My recurrent theme here is, “learn it for yourself.” As long as you’re taking someone else’s word for something, you don’t know. Even if they are reliable, even if they are great reporters, even if they are experts in their field, and even if God almighty were to assure you that they were right in every particular, unless and until you experience it yourself, you won’t know. Belief is a valuable halfway point between not-knowing and knowing, but that is all it is. We believe because we do not yet know.
That’s not to say that everything we would like to know can necessarily be known. I have resigned myself to the fact that I am going to die ignorant, as are we all. But perhaps we can learn the things that are most important to us. That seems the logical place to put our effort, anyway.
My friend Richard has absorbed experience that includes Monroe Institute techniques and, more recently, the shamanistic techniques taught by Hank Wesselman. Richard has his own blog, “The Sacred Path” — http://thesacredpath.wordpress.com/ — which is well worth your time.
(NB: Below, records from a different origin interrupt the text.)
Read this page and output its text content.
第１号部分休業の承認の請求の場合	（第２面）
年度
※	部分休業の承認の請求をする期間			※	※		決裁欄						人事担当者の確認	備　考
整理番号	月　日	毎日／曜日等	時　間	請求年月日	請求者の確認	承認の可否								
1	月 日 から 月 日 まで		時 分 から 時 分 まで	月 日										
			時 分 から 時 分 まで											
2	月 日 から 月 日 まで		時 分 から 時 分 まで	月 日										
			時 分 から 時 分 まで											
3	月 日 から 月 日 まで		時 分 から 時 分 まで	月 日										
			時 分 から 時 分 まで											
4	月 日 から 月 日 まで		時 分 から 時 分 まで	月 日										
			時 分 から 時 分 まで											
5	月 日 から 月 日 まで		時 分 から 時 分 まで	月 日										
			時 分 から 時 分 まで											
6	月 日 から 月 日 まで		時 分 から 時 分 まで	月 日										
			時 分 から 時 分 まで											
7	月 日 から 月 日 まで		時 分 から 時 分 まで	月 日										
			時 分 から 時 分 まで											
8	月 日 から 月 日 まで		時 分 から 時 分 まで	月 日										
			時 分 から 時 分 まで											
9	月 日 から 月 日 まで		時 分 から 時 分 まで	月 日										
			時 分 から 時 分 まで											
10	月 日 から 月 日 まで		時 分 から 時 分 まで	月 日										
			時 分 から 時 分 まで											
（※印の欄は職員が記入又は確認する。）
I mention him here because of his most recent post, “The Power of Intent and Commitment.” No point in my summarizing it for you when you can go to his site, which I highly recommend.
Yes, it’s still second-hand. Reading and understanding and believing are not the same thing as the knowing that can only come from first-hand experience. But, like faith, other people’s testimony may serve to keep the spark alive against the time when first-hand knowledge is to be obtained. That’s what this site is about too.
Yes, Frank!
Well said and passionate! I found I can read and read the accounts of others on end, but unless I experience it personally, it is imagined in the mind, unknown in the heart. Head is the intellect, heart is the knowing, eh?
Naomi
No, that isn’t the distinction i am drawing. The intellect may suppose or theorize, but only experience will provide first-hand knowledge that transcends theory.
I like what you said about belief is the half-way point between knowing and not knowing. I hadn’t really thought of it that way before, but that is exactly what it is.
And “we believe because we do not yet know.” That is so right. You have an amazing way with words. I would envy you, but that would be useless.